PICTURED: U.S. Soldiers depart Forward Operating Base Baylough, Afghanistan. Photo credit: U.S. Army. CC 2.0.
KABUL, Afghanistan. June 27th, 2020. On monday, President Trump ordered another 4,000 soldiers to be withdrawn from Afghanistan, bringing troop numbers to 4,600, the lowest they’ve been since the start of the conflict.
The decision comes as part of the pre-peace agreement President Trump’s envoys signed with the Taliban in Doha, Qatar, last February which laid out a plan for total withdrawal to be carried out over the 18 months following, in order to make room for intra-Afghan peace talks between the government in Kabul and the Taliban.
A recent bombshell by the New York Times reported that Russian spy agencies were paying unspecified “Taliban-linked” fighters bounties for the deaths of American and NATO servicemen in Afghanistan.
The report offered no evidence that any of the Americans killed this year were in response to such bounties, and was based on “anonymous U.S. intelligence officials who were ‘briefed on the matter’”. The unnamed officials also said the intelligence was examined by the National Security Council (NSC) and that the president was briefed on it in the White House
Trump’s opponents in Washington were quick to jump on the story, and the Senate, who have been discussing the National Defense Budget for 2021, passed an amendment to it to block Trump’s withdrawal of troops until such a time as the bounty story could be officially investigated.
The Taliban, Moscow, and Washington have all denied the accusations, while another unnamed intelligence source told Catherine Herridge of CBS News that the Russian-Taliban bounty intelligence was assessed and dismissed as “low-level” by the NSC and that it never made it to the president’s desk.

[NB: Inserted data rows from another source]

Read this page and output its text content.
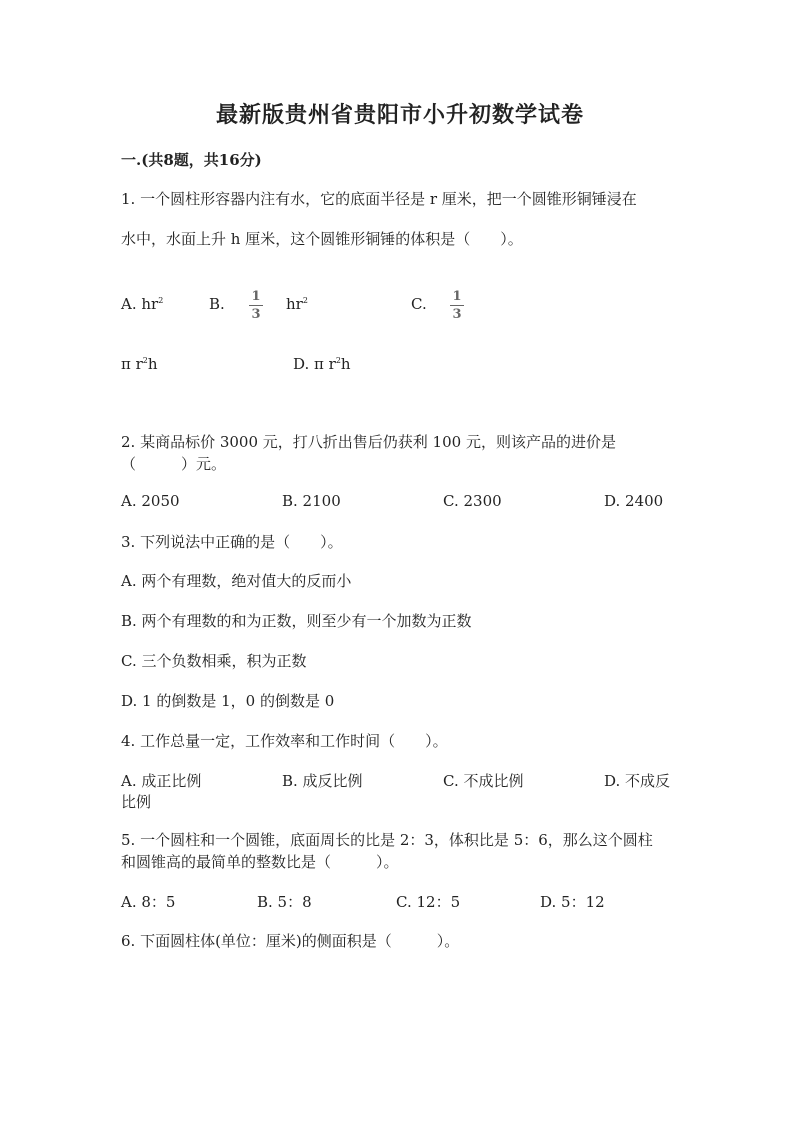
最新版贵州省贵阳市小升初数学试卷
一.(共8题，共16分)
1. 一个圆柱形容器内注有水，它的底面半径是 r 厘米，把一个圆锥形铜锤浸在
水中，水面上升 h 厘米，这个圆锥形铜锤的体积是（　　）。
A. $hr^2$	B. 1
3
$hr^2$	C. 1
3
π $r^2h$	D. π $r^2h$
2. 某商品标价 3000 元，打八折出售后仍获利 100 元，则该产品的进价是
（　　　）元。
A. 2050	B. 2100	C. 2300	D. 2400
3. 下列说法中正确的是（　　）。
A. 两个有理数，绝对值大的反而小
B. 两个有理数的和为正数，则至少有一个加数为正数
C. 三个负数相乘，积为正数
D. 1 的倒数是 1，0 的倒数是 0
4. 工作总量一定，工作效率和工作时间（　　）。
A. 成正比例	B. 成反比例	C. 不成比例	D. 不成反
比例
5. 一个圆柱和一个圆锥，底面周长的比是 2：3，体积比是 5：6，那么这个圆柱
和圆锥高的最简单的整数比是（　　　）。
A. 8：5	B. 5：8	C. 12：5	D. 5：12
6. 下面圆柱体(单位：厘米)的侧面积是（　　　）。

The report “does not match well-established and verifiable Taliban and Haqqani practices” and lacks “sufficient reporting to corroborate any links,” the source said.
Significant evidence would need to be provided for such a report to be considered accurate, as there is perhaps no country on earth more awash in foreign money and corruption than Afghanistan, according to a national watchdog agency.
One of the world’s most corrupt governments
Under the administration of President Ashraf Ghani, corruption, a stain on repeated attempts by the United States to nation-build in the country, has fallen since the time of Ghani’s predecessor, Hamid Karzai. However, Afghanistan is still one of the world’s most corrupt governments, according to a report from the agency watchdog MEC (Independent Joint Anti-Corruption Monitoring and Evaluation Committee).
In the United States, the budget deficit on spending for all departments is close to $3 trillion, meaning that after spending all the money she makes in tax revenue, the government every year has to borrow or print $3 trillion to fully-fund every federal agency.
In Afghanistan tax revenues for 2018 were around $1.1 billion, yet government officials paid $1.6 billion in bribery money alone. To be fair to the Afghans, that is down almost half from 2016, where bribes paid were as high as $2.8 billion, but in both years more money was paid in bribes than was made in taxes.
The report finds the same waste and corruption in the customs sector, which may have hauled in around $1.3 billion in imports and exports in 2018. Yet $1 billion of that money also went missing that year.
“At least $2 billion is taken as a bribe from the people and this encompasses big corruption in procurement and does not include land-grabbing,” said Nasir Taimori, a researcher at Integrity Watch Afghanistan, who assisted in creating the report along with MEC.
This kind of corruption has meant that supporting the war and nation-building in Afghanistan is becoming a more unpopular opinion in Washington than it once was, and it was during debate on the Senate floor this week that Florida Republican Matt Gaetz noted that “I think the best day to have not had the war in Afghanistan was when we started it, and the next best day is tomorrow. I don’t think there’s ever a bad day to end the war in Afghanistan. Our generation is weary of this and tired of this.”